1. When it comes to accessories, less is more
Whether you think they’re cute or cringeworthy, dogs with hair bows risked being disqualified this year.
Pat Maul, a shih tzu judge, said any dogs with “bows” or “adornments” would be refused from the ring.
Her recommendation that owners use a “plain elastic band holding the topknot only please” was prompted by new rules set out by the Kennel Club, which runs Crufts.
2. This year’s fashion must-have: Dog onesies
It may be March but cosy “onesies” were spotted on many a fashion-forward dog at the four-day event, including this tiger print number.
Other owners stuck to the more-traditional dog jacket.
3. Youngest ever Crufts handler?
Jessica Allen, four, was the youngest dog handler at Crufts 2017 when she competed with her pet terrier Cariad – who is a year older than her.
The Kennel Club said it thought Jessica, from Stafford, was the youngest person ever to have taken part in the 125-year-old competition.
“As soon as she could walk she was into dogs,” said her mother, Felicity Freer.
“It brought a tear to my eye”.
4. A ‘guardian angel’ autism dog makes the final
Caddie, a Labrador trained to give autistic people assistance, reached the finals of Crufts.
He helps a 13-year-old boy to carry out everyday tasks like brushing his teeth and going to the shops.
Caddie and his owner, Joel, are finalists in the Crufts Friends for Life hero dog competition.
5. Public displays of affection
Crufts isn’t all serious, as these pictures of pedigree pets and their owners show.

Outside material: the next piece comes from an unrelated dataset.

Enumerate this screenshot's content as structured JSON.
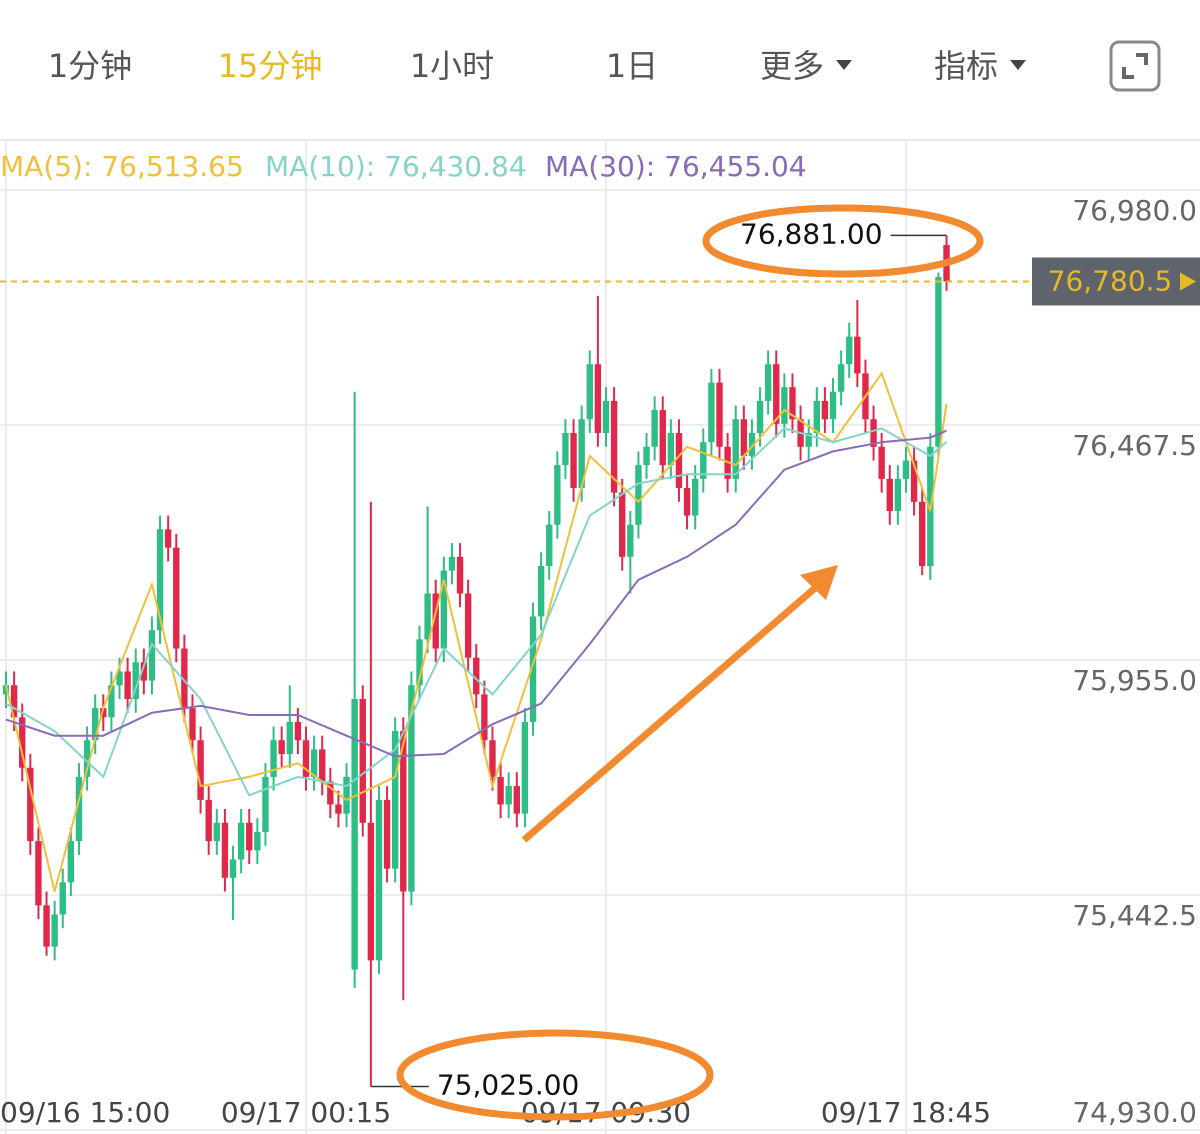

6. But breeding remains an issue
Crufts comes with its fair share of controversy, with some people claiming it does not place enough emphasis on the welfare of dogs.
Campaign group Peta said the show was “all about celebrating dogs who have been bred by humans to have unnatural, exaggerated features”.
Last year, a German Shepherd with a sloped back appeared to struggle walking was awarded a Best in Breed prize.
The Kennel Club has said dogs can only be exhibited if they can “stand freely and unsupported” and show “structural balance”. It has also said that it takes any cases of animal cruelty seriously.